Both implement the same IComputeBackend interface as CpuBackend, so model compatibility is fully decoupled from hardware backend — same model, same code.

Selecting a backend

You can pass a backend explicitly to InferenceEngine:

using Llmdot.Inference;

var engine = new InferenceEngine(model, new CpuBackend());

For automatic detection, Llmdot.Extensions.AI ships a BackendFactory:

using Llmdot.Extensions.AI;

IComputeBackend backend = BackendFactory.CreateBestAvailable();

// Or with the chosen name surfaced for logging:
var (backend, name) = BackendFactory.CreateBestAvailableWithInfo();
Console.WriteLine($"Using backend: {name}");

// Or force CPU:
var cpu = BackendFactory.CreateCpu();

CreateBestAvailable tries Metal on macOS (by probing /System/Library/Frameworks/Metal.framework/Metal), then Vulkan on Linux/Windows (libvulkan.so.1 / vulkan-1), and falls back to CpuBackend.

Metal backend

Llmdot.Metal.MetalBackend implements IComputeBackend over Metal compute pipelines. The backend probes for Metal at construction time and falls back gracefully if Metal is not available.

Internals (in the repo):

  • MetalRuntime and MetalInterop manage the Metal device, queue, and buffer pools.
  • Shaders live under src/Llmdot.Metal/Shaders/.
  • Persistent and scratch buffers are managed inside the backend.

Vulkan backend

Llmdot.Vulkan.VulkanBackend implements IComputeBackend over Vulkan compute pipelines, with VulkanRuntime providing device and queue management. Shaders live under src/Llmdot.Vulkan/Shaders/.
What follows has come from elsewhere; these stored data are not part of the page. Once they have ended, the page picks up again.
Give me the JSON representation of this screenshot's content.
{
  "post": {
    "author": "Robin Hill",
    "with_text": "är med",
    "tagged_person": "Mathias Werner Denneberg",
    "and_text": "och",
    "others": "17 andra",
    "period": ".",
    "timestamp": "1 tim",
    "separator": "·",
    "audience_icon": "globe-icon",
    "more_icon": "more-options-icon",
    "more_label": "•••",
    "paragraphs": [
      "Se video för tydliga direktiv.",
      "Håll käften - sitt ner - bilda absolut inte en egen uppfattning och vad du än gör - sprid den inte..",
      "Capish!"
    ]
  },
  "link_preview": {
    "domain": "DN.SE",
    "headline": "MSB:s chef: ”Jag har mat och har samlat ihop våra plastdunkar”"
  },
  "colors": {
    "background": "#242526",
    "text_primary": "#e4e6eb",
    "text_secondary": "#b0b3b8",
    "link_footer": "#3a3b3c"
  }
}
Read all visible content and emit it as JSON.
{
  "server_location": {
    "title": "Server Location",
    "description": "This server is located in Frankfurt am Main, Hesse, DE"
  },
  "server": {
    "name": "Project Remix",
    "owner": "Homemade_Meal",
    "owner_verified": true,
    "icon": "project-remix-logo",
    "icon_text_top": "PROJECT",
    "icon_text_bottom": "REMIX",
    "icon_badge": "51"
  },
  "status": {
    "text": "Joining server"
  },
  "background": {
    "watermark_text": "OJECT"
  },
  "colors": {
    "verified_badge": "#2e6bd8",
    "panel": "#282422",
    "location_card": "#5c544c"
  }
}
VulkanBackendOptions exposes:

public sealed class VulkanBackendOptions
{
    public bool EnableValidationLayers { get; set; }
    public int DeviceIndex { get; set; }
}

Acceleration model

Backends offload individual operations (matmul, RMS/LayerNorm, RoPE, softmax, SiLU/GELU, add/scale/mul, softcap, 1D causal convolution, dequantize, argmax) — not entire graphs. There are no all-or-nothing rewrites. The CPU backend remains the fallback for any operation a GPU backend chooses not to accelerate.

This is the project's stated incremental acceleration principle: GPU acceleration is additive and never gates which models you can run.